Millionendefizit bei der documenta: Landtag soll eingeschaltet werden

Millionenverlust bei der documenta 14: Nun soll sich der Landtag in die Aufarbeitung einschalten. Kuratiert worden war die documenta von Adam Szymcyk. 

Kassel/Wiesbaden. Wie kam es zum Millionendefizit bei der documenta 14? Wer kontrollierte was, wie müssen Konsequenzen aussehen? Das soll nun Thema im Landtag werden. 

Zum „Rätsel um das Defizit bei der documenta“ stellt die FDP-Landtagsfraktion einen Dringlichkeitsantrag zur nächsten Sitzung des Haushaltsausschusses. Der Umgang mit Steuergeld müsse aufgeklärt, die Verantwortlichkeiten müssten klar benannt und Konsequenzen gezogen werden, fordert der haushalts- und finanzpolitische Fraktionssprecher Jörg-Uwe Hahn.

Die Landesregierung habe Vertreter im documenta-Aufsichtsrat und in der Gesellschafterversammlung, betonte Hahn. Es sei sehr verwunderlich, wie bei der d14 mit Steuergeldern umgegangen worden sei. „Ohne jegliche Kostenkontrolle und ohne Informationen an den Aufsichtsrat wurden erhebliche Budgetüberschreitungen vorgenommen.“ Das müsse Konsequenzen haben, zumal der Weltkunstausstellung und der Kulturpolitik erheblicher Imageschaden zugefügt worden sei.

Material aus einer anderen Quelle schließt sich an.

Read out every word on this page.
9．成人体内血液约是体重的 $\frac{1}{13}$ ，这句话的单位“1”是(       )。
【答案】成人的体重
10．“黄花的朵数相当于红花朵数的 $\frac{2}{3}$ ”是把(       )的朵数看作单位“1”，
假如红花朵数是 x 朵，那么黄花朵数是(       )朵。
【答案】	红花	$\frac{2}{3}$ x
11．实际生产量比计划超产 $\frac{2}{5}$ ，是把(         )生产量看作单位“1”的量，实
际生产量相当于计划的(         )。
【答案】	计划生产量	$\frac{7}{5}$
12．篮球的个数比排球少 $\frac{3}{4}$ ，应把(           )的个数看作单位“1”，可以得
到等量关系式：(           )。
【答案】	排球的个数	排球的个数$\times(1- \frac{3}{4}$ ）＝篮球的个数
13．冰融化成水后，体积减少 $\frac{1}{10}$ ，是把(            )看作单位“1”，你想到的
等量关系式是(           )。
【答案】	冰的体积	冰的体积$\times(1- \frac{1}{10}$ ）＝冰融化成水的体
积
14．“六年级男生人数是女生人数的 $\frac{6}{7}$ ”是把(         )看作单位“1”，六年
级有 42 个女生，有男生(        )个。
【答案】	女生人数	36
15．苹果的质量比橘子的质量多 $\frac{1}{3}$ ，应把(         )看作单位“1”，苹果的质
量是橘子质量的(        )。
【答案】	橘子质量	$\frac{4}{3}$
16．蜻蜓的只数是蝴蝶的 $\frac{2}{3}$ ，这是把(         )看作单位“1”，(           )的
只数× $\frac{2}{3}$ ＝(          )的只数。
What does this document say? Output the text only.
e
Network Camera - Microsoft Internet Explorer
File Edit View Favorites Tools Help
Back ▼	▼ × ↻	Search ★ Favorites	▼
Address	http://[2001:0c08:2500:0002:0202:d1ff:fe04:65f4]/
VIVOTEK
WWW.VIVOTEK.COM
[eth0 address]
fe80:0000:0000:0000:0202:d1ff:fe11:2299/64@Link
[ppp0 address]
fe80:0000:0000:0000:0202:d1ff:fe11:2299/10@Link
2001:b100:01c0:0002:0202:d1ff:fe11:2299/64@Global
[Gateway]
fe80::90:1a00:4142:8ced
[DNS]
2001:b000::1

Kritik übt Hahn an Hessens Kunstminister Boris Rhein (CDU) und an Kassels Oberbürgermeister Christian Geselle (SPD): „Die Erklärungen der beiden Aufsichtsratsvorsitzenden waren bislang eher eine Enttäuschung und nicht geeignet, Vertrauen wieder herzustellen.“ Deshalb, so Hahn weiter, müsse nun Finanzminister Schäfer detailliert berichten, welche Folgen die Bürgschaft für das Land habe und welche Konsequenzen bei der documenta gGmbH zu erwarten seien.